Boşuna "Fenerbahçe'nin Fenerli'den başka dostu yoktur" denmiyor, bunun sebebi Fenerbahçe'nin büyüklüğü değil, Fenerbahçeli olmayan kimsenin böyle bir kişiliğe sahip olan takımla yanyana anılmak istememesidir.

Fakat neyse ki Fenerbahçe buna çok güzel kılıf uydurarak kendisini "Fenerbahçe Cumhuriyeti" olarak nitelendirmiş, adeta "kendini gülünç duruma düşürmeye" örnek bir davranış sergilemeyi yıllardır başarmıştır. Zaten öyle bir Cumhuriyet ki bu, hapisteki Cumhurbaşkanı'nın tahliye talebi 15 duruşmada da reddedildi.

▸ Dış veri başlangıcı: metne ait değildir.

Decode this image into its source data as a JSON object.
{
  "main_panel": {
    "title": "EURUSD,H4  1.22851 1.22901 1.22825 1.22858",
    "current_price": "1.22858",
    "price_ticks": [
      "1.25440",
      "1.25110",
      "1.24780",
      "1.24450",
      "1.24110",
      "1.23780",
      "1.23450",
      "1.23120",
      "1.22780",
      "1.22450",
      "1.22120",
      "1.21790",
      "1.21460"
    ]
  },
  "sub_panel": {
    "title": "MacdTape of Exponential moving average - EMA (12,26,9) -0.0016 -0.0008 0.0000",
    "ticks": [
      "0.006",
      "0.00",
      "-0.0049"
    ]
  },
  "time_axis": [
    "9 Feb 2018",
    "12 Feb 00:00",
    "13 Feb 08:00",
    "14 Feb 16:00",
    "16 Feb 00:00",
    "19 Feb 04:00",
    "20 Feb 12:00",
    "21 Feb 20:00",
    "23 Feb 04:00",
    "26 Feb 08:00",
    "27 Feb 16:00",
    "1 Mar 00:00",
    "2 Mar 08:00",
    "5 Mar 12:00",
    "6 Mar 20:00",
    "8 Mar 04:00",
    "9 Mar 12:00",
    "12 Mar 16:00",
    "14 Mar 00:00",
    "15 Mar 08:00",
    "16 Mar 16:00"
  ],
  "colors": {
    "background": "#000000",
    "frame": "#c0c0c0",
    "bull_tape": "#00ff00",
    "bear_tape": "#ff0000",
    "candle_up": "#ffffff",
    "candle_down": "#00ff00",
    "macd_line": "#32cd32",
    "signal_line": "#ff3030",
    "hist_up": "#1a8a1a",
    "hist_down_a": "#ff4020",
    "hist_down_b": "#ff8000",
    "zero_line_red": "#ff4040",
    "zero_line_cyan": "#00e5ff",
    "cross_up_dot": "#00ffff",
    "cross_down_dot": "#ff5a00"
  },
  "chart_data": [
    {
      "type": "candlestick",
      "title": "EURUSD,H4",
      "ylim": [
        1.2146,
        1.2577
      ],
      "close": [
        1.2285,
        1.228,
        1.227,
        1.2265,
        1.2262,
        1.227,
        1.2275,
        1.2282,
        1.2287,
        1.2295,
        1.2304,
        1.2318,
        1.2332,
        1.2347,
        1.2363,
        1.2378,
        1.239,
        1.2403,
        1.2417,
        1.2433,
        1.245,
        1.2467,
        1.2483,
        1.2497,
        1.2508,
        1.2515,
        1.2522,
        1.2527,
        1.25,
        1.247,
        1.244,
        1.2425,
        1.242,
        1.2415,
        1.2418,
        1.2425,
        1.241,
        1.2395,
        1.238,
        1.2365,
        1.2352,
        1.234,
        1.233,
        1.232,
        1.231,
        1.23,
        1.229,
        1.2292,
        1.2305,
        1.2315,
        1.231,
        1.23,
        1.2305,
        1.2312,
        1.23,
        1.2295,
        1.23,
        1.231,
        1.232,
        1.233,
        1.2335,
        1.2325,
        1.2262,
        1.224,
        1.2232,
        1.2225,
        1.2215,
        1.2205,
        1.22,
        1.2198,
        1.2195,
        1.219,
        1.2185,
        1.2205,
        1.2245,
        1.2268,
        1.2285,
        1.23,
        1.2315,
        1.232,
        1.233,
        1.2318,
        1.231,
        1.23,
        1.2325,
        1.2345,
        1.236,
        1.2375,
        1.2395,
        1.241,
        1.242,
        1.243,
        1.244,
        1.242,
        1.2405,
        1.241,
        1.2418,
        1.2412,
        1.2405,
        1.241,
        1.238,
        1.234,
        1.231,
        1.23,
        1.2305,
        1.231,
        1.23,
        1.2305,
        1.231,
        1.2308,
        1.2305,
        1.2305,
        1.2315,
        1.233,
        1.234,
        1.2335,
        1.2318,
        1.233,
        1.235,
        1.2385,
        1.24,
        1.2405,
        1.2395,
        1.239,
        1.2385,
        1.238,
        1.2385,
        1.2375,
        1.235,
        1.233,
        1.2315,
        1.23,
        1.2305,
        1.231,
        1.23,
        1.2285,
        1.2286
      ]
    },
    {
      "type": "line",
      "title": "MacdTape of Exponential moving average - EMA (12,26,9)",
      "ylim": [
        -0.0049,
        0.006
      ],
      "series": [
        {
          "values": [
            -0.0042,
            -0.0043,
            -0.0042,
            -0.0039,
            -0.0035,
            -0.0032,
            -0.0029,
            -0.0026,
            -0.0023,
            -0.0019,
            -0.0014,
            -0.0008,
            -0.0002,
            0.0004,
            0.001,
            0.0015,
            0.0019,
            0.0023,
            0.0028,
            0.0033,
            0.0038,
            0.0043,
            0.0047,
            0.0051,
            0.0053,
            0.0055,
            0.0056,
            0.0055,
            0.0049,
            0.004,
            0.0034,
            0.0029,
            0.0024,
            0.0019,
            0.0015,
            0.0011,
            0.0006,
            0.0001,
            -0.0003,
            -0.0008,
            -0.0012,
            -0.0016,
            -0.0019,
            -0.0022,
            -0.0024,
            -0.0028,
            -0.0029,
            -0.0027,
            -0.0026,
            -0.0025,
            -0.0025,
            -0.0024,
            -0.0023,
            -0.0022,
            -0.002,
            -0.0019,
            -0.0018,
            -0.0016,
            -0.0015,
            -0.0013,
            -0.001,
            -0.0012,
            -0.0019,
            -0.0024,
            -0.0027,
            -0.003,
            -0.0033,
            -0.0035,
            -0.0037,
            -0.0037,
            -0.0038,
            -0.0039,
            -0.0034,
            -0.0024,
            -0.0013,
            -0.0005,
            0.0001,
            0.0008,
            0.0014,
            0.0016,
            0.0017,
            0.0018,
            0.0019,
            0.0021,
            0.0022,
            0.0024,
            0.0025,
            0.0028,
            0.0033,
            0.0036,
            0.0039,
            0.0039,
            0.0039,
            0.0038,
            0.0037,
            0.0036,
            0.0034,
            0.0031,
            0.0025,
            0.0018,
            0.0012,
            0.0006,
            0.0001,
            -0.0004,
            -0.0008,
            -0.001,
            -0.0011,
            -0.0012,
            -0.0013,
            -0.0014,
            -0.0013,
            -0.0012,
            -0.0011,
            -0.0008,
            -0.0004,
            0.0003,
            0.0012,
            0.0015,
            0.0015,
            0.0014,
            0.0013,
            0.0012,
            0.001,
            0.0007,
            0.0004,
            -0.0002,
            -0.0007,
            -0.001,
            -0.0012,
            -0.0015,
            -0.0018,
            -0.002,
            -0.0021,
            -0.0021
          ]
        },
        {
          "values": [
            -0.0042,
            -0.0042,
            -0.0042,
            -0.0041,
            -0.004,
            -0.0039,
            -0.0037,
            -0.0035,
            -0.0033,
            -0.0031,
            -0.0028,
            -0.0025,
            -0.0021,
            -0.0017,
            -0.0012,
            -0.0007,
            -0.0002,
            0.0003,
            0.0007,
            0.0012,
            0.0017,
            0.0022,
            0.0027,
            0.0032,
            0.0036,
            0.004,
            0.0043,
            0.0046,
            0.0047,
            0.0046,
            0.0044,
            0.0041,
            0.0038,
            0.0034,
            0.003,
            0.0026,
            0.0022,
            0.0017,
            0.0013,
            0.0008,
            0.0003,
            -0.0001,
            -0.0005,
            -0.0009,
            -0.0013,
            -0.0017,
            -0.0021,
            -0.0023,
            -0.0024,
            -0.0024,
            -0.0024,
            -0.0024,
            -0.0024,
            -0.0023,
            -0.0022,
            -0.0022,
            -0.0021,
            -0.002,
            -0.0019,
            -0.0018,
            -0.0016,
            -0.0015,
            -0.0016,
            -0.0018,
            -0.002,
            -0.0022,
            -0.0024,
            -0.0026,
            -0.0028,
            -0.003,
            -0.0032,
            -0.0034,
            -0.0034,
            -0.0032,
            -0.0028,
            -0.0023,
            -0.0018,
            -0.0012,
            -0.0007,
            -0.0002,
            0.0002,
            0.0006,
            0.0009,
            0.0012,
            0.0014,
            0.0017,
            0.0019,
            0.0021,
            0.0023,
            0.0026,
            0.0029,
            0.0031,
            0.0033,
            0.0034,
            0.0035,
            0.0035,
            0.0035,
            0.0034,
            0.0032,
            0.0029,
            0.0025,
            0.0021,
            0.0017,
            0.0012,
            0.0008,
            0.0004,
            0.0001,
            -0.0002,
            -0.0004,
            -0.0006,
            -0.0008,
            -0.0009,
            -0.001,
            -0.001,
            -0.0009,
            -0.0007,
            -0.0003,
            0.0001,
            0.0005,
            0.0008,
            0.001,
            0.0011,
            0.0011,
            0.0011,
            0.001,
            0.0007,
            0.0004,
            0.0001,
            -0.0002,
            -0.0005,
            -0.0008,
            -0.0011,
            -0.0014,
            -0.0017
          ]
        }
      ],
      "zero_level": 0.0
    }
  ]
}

Galatasaray'ın asil ve dürüst duruşu, Beşiktaş'ın cesur ve hırçın yapısı, Trabzonspor'un içtenliğiyle anadolu kanı birbirini tamamladığı için, bu takımların taraftarlarının istisnai durumlar haricinde Fenerbahçe ile işi olmaz, olmasını da istemez. Fenerbahçelilik çok özel bir şeydir, Fenerbahçeli olmayan hiçkimse buna gıpta etmez, çünkü Fenerbahçe'nin üzerine yapışmış olan etiket "çirkefliktir."

Bu sebeplerdendir ki; Türkiye'nin geri kalanı Fenerbahçeliler tarafından "bukalemun" olarak adlandırılırken, Fenerbahçeliler de Türkiye'nin geri kalanı tarafından bir "Komedi Dükkanı" olarak görülmektedir. "Bukalemunlara" tavsiyem; aptallarla tartışarak aptalların seviyesine inmemeleridir.

Sözlerimi Büyük Ev Ablukada'nın yardımıyla bitirmek istiyorum: "Bak bu kalem un, bak bu dolma normal."